To earn buy-in from teams across the company, you need to align procurement with their goals, remove friction from the process, and document a policy that's easy to follow (and even easier to explain).
Goal → Implement a simple policy with stakeholder input to establish lightweight governance.
Here's how to make it stick:
1. Start with stakeholder value, not just compliance.
- People follow processes when they understand what's in it for them. That could mean:
- Helping a team hit budget targets
- Speeding up approval process
- Unlocking better functionality or service levels (to help them achieve their goals)
2. Design a policy that's clear and actionable.
- Document a lightweight procurement policy that includes:
- What information is required to kick off a request
- Approval thresholds and timelines
- What stakeholders can expect throughout the process
- Think: clear, short, and friendly rather than a legal document.

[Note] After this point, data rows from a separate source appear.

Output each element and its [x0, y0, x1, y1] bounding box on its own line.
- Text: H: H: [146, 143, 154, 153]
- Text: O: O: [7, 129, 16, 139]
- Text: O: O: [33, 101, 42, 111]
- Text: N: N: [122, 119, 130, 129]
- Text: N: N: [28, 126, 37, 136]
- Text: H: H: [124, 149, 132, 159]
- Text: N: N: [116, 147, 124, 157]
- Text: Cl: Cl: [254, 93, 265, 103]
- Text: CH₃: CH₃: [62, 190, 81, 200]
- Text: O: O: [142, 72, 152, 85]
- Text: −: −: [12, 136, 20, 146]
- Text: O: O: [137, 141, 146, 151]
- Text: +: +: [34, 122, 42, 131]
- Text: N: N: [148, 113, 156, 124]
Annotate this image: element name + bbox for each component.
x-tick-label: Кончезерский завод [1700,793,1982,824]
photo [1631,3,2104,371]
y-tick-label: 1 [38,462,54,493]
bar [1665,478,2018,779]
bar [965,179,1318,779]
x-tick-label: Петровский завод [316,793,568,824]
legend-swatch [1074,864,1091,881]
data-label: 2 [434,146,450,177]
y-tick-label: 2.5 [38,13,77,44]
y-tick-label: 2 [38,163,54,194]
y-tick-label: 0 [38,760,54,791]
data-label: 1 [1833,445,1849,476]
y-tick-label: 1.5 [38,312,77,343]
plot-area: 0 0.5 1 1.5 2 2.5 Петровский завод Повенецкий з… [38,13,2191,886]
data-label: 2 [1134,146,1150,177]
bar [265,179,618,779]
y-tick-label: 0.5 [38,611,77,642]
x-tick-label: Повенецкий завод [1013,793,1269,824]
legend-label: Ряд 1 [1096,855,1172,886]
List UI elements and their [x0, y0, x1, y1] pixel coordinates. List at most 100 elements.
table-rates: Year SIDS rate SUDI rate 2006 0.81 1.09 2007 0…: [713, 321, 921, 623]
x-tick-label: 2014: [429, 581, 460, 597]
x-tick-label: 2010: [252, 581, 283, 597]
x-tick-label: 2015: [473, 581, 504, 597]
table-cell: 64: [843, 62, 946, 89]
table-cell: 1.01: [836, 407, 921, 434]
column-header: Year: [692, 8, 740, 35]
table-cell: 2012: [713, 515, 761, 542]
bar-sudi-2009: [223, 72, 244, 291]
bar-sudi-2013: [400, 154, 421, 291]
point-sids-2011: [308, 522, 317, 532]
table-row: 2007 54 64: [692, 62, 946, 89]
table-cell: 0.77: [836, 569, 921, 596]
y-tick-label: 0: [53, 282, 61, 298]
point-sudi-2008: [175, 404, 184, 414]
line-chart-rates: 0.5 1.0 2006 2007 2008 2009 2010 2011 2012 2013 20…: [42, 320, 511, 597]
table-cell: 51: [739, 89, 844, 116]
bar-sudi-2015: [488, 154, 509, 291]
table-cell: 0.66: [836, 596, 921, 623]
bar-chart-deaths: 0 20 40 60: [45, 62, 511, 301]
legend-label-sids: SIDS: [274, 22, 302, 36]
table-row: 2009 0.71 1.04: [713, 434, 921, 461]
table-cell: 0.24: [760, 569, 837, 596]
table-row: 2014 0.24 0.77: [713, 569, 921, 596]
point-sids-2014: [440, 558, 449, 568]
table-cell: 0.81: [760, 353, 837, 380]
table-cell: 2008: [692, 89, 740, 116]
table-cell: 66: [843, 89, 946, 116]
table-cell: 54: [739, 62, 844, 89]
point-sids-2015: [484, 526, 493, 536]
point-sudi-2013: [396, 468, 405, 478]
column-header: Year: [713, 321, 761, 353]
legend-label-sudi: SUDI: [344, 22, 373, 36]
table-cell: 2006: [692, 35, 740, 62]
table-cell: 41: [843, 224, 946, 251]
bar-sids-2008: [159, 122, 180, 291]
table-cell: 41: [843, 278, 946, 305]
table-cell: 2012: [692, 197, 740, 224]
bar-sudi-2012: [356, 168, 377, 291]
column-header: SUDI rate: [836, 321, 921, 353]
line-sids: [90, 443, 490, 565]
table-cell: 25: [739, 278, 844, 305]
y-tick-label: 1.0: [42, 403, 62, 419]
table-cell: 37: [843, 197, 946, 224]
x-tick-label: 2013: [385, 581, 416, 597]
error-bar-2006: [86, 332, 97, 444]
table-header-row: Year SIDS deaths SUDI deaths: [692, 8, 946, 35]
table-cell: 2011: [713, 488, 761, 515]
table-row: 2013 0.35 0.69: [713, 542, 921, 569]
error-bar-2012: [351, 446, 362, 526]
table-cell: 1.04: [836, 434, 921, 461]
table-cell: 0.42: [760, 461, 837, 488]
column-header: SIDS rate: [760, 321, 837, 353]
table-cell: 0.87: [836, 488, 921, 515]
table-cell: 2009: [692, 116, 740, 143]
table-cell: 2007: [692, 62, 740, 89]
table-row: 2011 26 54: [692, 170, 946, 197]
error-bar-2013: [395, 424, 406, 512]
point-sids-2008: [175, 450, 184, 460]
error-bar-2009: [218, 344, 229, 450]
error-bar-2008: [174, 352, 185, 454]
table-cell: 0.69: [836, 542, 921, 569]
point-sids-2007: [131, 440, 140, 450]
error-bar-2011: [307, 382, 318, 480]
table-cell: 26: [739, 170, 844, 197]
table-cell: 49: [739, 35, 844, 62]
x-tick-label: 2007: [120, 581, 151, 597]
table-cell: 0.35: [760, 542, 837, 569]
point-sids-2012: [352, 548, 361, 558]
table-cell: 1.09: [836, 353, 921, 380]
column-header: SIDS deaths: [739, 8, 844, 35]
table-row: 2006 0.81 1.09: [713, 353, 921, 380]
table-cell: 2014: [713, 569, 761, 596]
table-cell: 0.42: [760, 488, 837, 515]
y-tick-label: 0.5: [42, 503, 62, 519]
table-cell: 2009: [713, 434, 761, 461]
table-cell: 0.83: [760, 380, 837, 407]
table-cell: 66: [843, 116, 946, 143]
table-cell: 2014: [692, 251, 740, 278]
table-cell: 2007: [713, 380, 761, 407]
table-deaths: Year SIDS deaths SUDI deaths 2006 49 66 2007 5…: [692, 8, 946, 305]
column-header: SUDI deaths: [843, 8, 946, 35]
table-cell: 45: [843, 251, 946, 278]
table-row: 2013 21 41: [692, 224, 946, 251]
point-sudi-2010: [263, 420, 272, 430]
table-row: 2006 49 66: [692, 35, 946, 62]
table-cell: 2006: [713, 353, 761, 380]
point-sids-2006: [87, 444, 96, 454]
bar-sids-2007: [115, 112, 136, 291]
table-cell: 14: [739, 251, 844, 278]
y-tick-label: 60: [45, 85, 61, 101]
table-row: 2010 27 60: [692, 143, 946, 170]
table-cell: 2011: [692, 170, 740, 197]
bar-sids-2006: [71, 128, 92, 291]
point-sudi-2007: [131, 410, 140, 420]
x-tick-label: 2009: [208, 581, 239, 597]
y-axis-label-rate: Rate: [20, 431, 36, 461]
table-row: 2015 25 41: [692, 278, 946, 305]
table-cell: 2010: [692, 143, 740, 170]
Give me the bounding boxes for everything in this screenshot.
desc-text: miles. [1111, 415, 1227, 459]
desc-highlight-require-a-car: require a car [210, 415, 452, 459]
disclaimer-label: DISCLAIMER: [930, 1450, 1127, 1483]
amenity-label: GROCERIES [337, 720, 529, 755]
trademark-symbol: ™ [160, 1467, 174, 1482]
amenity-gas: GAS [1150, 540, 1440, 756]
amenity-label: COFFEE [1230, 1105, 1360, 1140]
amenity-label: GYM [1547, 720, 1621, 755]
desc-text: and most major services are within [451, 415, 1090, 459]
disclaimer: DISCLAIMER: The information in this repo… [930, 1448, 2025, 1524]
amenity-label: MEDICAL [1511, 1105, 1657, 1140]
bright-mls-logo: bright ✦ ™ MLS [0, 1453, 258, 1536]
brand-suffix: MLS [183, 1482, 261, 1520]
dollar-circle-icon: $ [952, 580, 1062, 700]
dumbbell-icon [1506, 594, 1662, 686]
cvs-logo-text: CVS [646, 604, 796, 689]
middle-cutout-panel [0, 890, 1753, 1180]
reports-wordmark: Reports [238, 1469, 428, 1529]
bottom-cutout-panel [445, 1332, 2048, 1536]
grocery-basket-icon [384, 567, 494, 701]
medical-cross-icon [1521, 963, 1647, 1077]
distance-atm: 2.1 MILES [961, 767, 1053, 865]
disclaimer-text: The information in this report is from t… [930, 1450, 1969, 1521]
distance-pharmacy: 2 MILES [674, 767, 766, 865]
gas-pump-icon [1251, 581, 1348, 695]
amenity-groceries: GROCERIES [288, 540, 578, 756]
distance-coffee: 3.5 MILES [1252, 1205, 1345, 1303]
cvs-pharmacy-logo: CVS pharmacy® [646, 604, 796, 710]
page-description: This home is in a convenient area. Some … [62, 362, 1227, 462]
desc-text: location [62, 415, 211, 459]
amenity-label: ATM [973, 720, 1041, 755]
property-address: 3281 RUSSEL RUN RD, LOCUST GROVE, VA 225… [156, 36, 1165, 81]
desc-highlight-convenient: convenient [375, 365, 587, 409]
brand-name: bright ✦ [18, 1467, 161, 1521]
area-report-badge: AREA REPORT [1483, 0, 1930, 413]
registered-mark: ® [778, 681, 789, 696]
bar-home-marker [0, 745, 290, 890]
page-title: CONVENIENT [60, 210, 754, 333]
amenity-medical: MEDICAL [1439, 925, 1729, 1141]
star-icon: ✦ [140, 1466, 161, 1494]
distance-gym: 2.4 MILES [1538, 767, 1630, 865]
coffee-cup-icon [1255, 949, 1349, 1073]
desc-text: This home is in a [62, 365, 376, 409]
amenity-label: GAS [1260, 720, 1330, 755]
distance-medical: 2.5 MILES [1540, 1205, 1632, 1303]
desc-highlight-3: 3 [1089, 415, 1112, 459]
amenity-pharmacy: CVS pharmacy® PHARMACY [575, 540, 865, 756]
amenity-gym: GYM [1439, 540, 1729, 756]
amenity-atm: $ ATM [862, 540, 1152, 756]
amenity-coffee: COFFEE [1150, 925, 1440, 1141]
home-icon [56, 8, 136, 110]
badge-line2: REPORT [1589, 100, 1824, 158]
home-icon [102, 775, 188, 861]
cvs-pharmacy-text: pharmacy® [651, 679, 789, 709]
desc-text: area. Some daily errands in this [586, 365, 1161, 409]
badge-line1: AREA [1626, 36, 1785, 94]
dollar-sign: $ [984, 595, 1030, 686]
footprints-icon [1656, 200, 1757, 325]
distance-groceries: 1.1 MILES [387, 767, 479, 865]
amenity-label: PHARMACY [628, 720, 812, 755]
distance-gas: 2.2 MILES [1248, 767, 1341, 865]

3. Make the user experience seamless.
- Your intake and approval process should feel intuitive, not bureaucratic. Make it:
- Easy to submit
- Transparent to track
- Consistent to navigate
“The easier the user experience, the more likely teams are to engage and comply early. Tropic's spend orchestration tool can automate this in a way that makes the process more efficient for everyone.”
Michael Shields is the Vice President of Procurement at Tropic, overseeing procurement operations, advising customers on spend management, and helping shape the strategy behind Tropic's software, intelligence, and services. He brings over 15 years of experience, including his role as Global Head of Procurement at Qualtrics, where he built a team that helped sustain profitability through the company's $8 billion acquisition.